Future Directions

Current Status

The manifesto project as it is currently stands shows:

  • the sheer number of manifestos and related texts generated from the late 19th century to the mid-20th,
  • their geographical spread,
  • the often densely local, but sometimes international,  geographical scope of several major schools,
  • and general information about the artistic schools currently int he database.

The manifesto project also provides acces to a searchable database of documents that can be filtered by school, author and year.

What's Next

There are two main ways the database could be made even more expansive, with the eventual goal of contributing to original research:

1) Database Expansion and Refinement

  • There are many more manifestos and related texts that could be added to this database. Currently it focuses mostly on the modernist period, which roughly tracks with the interwar years, and can be seen in the explosion of publications on the project's timeline between 1907-1926.  The project also includes many works before and after this date, but could be expanded especially in the mid-twentieth century to include other artistic movements that followed the manifesto 'boom' of the early twentieth century.
  • It would be also helpful to have a clearer system of categorization between manifesto documents and related texts or samples. The distinction is not always clear, as statements of purpose can be embedded in esssays or exemplified in art, especially in the context of avant-garde modernist  movements. For simplicity's sake, currently all documents in the database are listed as manifestos. Rather than making binary total decisions about whether a document 'counts' as a manifesto, I envision that a future version of the database could include a subject tagging systemf or various tropes that recur in the manifesto genre, with certain documents having higher or lower concetrations of these tropes.
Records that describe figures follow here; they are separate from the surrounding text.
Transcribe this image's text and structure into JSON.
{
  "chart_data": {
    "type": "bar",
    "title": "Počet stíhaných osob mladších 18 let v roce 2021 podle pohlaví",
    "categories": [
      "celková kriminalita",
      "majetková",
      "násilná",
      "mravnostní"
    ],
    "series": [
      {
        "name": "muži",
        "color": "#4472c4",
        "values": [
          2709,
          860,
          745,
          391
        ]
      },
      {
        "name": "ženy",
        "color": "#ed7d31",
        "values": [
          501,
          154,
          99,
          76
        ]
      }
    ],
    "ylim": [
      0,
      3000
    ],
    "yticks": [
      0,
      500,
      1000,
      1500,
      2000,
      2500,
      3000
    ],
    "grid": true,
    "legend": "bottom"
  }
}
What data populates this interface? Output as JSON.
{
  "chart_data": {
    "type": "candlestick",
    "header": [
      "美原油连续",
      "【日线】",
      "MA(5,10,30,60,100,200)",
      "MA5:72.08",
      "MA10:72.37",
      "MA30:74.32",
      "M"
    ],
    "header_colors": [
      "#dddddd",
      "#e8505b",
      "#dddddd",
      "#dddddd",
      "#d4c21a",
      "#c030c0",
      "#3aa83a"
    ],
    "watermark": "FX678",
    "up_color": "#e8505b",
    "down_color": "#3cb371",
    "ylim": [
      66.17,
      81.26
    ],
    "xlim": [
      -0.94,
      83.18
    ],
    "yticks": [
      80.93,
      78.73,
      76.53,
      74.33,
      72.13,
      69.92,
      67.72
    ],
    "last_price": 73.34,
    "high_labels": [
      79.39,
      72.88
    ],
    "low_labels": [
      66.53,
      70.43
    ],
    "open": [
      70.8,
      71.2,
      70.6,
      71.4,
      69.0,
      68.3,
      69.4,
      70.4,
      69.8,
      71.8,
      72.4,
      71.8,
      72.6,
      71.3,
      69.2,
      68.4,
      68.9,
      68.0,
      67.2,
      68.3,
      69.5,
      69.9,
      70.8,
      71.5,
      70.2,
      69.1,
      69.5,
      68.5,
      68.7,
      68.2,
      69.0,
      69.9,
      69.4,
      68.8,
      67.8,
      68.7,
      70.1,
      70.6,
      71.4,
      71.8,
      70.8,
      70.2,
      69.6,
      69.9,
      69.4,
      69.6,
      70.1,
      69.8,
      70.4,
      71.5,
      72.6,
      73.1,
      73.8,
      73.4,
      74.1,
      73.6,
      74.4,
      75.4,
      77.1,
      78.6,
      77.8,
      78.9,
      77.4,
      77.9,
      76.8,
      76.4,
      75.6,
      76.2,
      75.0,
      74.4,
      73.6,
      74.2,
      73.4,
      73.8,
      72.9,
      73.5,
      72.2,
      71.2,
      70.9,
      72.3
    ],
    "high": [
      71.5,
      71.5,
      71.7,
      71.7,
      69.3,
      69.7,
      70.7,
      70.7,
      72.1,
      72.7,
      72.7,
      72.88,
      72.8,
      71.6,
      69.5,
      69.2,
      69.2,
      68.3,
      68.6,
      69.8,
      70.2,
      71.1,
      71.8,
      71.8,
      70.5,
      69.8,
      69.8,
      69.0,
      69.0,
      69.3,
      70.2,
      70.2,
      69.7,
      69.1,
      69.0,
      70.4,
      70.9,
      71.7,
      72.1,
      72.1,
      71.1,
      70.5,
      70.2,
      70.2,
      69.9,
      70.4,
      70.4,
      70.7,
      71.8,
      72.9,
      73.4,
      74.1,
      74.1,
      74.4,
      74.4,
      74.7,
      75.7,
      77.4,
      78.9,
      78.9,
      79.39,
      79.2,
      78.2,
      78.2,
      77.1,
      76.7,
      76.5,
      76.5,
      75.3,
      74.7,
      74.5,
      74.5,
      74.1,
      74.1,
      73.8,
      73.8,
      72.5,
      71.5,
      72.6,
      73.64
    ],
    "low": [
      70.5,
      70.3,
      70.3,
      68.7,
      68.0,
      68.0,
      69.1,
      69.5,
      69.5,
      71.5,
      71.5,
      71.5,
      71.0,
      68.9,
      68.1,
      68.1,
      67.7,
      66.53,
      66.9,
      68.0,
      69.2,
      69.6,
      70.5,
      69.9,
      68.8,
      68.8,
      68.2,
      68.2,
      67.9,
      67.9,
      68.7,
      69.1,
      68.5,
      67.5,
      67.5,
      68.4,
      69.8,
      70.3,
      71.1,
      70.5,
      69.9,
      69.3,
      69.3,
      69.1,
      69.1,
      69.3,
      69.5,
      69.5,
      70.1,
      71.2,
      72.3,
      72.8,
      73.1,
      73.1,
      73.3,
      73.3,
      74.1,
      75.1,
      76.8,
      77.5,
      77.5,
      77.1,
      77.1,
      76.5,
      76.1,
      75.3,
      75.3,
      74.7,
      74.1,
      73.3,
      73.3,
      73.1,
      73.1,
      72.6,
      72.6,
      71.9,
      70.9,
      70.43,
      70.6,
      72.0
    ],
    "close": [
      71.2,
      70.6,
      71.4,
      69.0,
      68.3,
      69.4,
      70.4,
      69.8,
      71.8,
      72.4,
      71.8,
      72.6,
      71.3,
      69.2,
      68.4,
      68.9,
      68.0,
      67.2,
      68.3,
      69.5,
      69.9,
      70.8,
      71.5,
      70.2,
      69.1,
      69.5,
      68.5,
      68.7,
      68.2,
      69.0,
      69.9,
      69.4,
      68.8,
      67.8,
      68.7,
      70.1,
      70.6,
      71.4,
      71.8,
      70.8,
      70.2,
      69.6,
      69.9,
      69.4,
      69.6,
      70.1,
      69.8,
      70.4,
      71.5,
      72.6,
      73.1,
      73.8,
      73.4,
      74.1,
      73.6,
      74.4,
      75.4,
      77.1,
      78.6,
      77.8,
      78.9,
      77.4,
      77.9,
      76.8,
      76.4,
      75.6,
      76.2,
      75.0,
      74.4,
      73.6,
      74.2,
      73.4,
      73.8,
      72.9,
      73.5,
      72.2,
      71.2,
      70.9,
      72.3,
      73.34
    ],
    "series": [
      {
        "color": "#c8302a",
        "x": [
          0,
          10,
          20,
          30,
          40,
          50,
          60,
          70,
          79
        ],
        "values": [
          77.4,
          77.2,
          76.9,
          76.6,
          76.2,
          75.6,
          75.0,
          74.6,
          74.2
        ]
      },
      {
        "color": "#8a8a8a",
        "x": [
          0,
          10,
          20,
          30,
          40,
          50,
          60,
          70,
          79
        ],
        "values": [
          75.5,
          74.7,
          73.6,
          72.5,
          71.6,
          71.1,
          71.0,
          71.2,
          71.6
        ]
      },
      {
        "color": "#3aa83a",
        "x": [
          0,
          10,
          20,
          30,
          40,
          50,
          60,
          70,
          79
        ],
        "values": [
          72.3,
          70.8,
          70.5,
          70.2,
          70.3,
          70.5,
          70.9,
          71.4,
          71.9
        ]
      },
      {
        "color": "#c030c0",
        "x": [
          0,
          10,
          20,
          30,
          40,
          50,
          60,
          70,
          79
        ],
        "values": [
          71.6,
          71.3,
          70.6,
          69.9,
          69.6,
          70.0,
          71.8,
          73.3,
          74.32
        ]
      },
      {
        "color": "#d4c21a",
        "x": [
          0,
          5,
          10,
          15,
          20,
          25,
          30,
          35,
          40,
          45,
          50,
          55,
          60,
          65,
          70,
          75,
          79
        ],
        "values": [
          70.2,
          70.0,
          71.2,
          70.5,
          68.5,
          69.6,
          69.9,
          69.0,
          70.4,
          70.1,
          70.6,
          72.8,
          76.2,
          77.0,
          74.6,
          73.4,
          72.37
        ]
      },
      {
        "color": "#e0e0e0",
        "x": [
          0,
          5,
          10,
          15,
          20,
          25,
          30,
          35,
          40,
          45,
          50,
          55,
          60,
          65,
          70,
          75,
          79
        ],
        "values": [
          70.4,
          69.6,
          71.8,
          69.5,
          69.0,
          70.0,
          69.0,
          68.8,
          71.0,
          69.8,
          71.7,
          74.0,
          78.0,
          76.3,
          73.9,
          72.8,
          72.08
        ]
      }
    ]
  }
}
2) Subject Tags and Network Analyses

This database could potentially be used to begin to create a large-scale picture of not just the geography and time-scale of manifesto production in the mdoern period, but could also potentially begin a larger scale analysis of the content of the manifestos themselves. In my initial reading of several key primary texts, I began to formulate a draft list of tropes, listed below:

  • Direct Address
  • Common Enemy
  • Concrete Poetry
  • Nationalism
  • Rejection of the past/tradition
  • Use of the first person
  • Vision of future
  • Explanation of history/need for reform

These tags could revised, potentially expanded, and applied to documents as relevant, allowing the visualization of the prevalence of different themes across time and the intersection between types of content and various historical events.

Another potential category that could be added to the database is 'influence'. The connections between modernist artistic movements are famously convoluted and dense and many schools are explicitly reacting against each other or directly influenced by each other. it would be helpful to find a way to articulate the precedents and descendants of 1) artistic schools in general, and 2) perhaps particular documents. Then, hopefully, a network analysis could be generated showing their relationships.